Ekphrasis in Photography Lyrics: Methods of Representation
Author(s) -
Мария Самаркина
Publication year - 2019
Publication title -
slavânskij mir v tretʹem tysâčeletii
Language(s) - English
Resource type - Journals
eISSN - 2782-442X
pISSN - 2412-6446
DOI - 10.31168/2412-6446.2019.14.1-2.13
Subject(s) - lyrics , photography , painting , art , subject (documents) , poetry , literature , representation (politics) , stanza , snapshot (computer storage) , bella , visual arts , history , computer science , library science , political science , nuclear physics , law , operating system , physics , politics
The article deals with ekphrasis (verbal description of visual artworks) in lyrics about photography. The purpose of this article is to clarify the possibility of using the term “ekphrasis” in relation to photographic lyrics and to divide the phenomena of photopoetics and photoekphrasis. The difference becomes obvious as we analyze the following texts: “Photograph from September 11” and “Hitler’s First Photograph” by Polish poet Wislawa Szymborska, “A Snapshot” by Russian poet Bella Akhmadulina and “From the Album” by Russian poet Genrikh Sapgir.

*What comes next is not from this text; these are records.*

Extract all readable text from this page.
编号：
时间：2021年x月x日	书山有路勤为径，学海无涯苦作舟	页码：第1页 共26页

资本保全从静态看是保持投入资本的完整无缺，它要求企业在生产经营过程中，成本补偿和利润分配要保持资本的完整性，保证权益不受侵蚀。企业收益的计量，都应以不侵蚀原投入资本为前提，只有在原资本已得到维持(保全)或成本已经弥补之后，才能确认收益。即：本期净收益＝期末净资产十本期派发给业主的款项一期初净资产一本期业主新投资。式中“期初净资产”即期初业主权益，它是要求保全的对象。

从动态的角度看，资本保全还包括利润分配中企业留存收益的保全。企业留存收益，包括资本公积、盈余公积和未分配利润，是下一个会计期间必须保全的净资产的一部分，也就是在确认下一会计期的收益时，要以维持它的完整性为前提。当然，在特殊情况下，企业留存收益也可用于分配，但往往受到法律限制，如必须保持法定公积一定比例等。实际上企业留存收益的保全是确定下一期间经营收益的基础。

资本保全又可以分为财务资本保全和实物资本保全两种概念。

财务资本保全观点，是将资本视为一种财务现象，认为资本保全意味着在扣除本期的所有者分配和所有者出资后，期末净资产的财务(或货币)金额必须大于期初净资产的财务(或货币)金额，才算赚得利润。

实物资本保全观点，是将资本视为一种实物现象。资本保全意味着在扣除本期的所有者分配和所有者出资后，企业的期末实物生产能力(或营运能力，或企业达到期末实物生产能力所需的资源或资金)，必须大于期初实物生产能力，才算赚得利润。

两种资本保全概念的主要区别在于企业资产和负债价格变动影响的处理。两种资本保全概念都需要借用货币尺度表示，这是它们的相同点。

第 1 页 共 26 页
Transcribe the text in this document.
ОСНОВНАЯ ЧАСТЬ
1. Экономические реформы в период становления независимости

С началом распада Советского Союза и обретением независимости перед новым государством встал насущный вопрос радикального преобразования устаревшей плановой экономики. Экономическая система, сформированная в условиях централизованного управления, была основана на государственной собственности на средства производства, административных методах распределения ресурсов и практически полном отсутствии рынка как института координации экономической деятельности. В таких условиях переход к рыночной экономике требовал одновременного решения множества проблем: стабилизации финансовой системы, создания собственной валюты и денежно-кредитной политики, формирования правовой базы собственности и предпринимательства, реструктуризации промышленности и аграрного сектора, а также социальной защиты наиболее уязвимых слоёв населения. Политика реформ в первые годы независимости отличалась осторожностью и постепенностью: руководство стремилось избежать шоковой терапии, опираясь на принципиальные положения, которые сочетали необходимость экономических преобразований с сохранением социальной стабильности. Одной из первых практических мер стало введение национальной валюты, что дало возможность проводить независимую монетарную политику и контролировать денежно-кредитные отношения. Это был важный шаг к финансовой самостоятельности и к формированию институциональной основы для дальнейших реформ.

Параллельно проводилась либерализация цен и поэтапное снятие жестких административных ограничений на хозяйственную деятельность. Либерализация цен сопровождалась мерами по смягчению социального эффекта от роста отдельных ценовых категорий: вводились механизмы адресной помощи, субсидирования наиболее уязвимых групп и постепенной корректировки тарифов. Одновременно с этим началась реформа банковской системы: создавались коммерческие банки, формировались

The four texts are characterized by a special timing structure: past, present and future, with some regularity, exist within the description of the same photographs. In addition, the space of all four texts is open. This is a feature not only of photoekphrasis, but also of photopoetics as a type of visual poetry, which does not depend on the type of description. In all four texts, the author's position is inevitably present and recognized. In the first three cases, we know the picture or the person to which the subject refers. In the fourth one, the poet refers to his personal archives or memories. But “Hitler’s First Photograph” refers to the well-known historical personality only in the title and some mentions in the text. Thus, in our opinion, only “Photograph from September 11” by Wislawa Szymborska and “A Snapshot” by Bella Akhmadulina can be considered as ekphrasis. However, “From the Album” by Genrikh Sapgir and “Hitler’s First Photograph” by Szymborska features photographic discourse and fragmentary descriptions to create a photopoetic text, but not an ekphrasis. Apparently, the ekphrasis of a photograph is not only a description of one specific and existing in common culture photograph, but also a restoration of its poetics in a lyrical text.